Docs: Scheduled Events for VMs
Step 4: Check your overall posture (Azure Advisor)
While you're at it, check Azure Advisor's Reliability recommendations for your VMs. It flags things like:
- VMs not deployed in availability zones
- Deprecated VM images that need updating
- Missing backup configurations
- Other resiliency gaps that make you more susceptible to availability issues
Advisor won't explain a past incident, but it can help prevent the next one.
Docs: Azure Advisor Reliability recommendations
A quick note on resilience
These tools improve your visibility and response time, but they don't eliminate downtime by themselves. If a VM is truly critical, pair this monitoring with basic resilience patterns: multiple instances behind a load balancer, availability zones, health probes, regular backups, and cross-region recovery where needed. Monitoring tells you what's happening. Architecture determines whether it matters.
The setup checklist
Quick wins (15 minutes)
| # | What | Why | Time |
|---|---|---|---|
| 1 | Check Resource Health on your production VMs | See if there are past events you didn't know about | 2 min |
| 2 | Create a Service Health alert for your regions/services | Get notified about platform issues proactively | 3 min |
| 3 | Create Resource Health alerts for your VM resource groups | Get notified when any VM changes health state | 3 min |
| 4 | Review Azure Advisor Reliability tab | Fix any posture gaps | 2 min |
Advanced hardening (1+ hours depending on your app)
| # | What | Why |
|---|---|---|
| 5 | Deploy the Scheduled Events polling script on critical VMs | Get advance notice of live migrations and maintenance |
| 6 | Implement drain/checkpoint logic tied to Scheduled Events | Gracefully handle maintenance with zero user impact |
| 7 | Wire event approvals into your automation | Control the timing of when Azure proceeds with maintenance |
Wrapping up
The pattern I keep seeing is teams treating Azure VM monitoring as something they'll get to "later." Then an incident happens, the RCA takes longer than anyone wants, and everyone wishes they had visibility sooner.
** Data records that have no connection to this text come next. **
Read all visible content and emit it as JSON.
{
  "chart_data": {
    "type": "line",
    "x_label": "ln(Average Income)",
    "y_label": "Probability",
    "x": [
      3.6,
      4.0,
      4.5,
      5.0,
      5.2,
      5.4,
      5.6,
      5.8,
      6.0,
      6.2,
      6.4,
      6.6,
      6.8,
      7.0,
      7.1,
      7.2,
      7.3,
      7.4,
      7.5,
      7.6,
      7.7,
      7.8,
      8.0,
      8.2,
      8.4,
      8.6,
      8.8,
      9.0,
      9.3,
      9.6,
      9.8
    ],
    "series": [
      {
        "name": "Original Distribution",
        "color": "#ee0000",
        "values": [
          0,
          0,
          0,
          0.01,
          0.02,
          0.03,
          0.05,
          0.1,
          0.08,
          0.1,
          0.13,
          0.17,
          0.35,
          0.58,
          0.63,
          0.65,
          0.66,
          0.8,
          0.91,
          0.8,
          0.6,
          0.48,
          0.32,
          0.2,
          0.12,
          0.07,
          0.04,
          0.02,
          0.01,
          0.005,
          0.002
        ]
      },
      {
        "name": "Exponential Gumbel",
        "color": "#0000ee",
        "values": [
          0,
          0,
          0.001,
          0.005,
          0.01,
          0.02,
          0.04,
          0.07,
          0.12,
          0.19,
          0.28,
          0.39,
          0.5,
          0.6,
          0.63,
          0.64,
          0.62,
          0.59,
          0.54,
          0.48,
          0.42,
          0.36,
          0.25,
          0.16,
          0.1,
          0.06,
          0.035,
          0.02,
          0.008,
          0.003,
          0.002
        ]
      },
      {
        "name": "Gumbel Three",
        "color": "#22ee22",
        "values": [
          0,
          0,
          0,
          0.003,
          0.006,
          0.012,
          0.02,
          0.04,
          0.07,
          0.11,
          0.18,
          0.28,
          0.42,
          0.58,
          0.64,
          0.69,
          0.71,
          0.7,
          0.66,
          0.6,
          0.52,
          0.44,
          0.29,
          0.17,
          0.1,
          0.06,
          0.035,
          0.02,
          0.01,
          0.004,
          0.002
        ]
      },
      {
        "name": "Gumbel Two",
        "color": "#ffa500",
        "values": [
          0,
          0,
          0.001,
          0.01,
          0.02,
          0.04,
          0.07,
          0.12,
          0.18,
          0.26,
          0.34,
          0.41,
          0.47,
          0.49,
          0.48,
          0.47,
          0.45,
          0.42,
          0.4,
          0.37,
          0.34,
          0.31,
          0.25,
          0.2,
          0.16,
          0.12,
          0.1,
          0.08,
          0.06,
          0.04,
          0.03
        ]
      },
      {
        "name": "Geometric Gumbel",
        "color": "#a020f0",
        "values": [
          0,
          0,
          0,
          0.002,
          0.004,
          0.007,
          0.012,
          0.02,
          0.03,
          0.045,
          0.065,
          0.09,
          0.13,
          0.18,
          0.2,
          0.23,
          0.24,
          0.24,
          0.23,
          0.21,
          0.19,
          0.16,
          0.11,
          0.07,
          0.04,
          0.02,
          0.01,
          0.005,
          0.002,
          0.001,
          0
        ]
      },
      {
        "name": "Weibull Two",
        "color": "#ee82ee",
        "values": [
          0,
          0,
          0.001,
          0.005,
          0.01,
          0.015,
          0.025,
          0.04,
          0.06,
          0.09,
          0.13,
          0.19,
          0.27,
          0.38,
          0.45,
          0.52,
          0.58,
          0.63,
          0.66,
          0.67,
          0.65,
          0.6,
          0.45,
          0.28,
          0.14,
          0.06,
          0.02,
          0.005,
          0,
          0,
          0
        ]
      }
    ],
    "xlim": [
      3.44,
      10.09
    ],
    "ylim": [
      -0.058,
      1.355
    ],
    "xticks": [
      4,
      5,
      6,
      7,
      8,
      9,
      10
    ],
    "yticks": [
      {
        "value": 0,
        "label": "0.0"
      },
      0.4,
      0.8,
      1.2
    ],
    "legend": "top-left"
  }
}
The tools are already there. Resource Health tells you what happened. Service Health and Resource Health alerts tell you when it's happening. Scheduled Events tells you before it happens. And Advisor helps you make sure your setup is resilient in the first place.
Fifteen minutes of setup for the quick wins, and you're in a fundamentally better place than most teams running VMs on Azure today.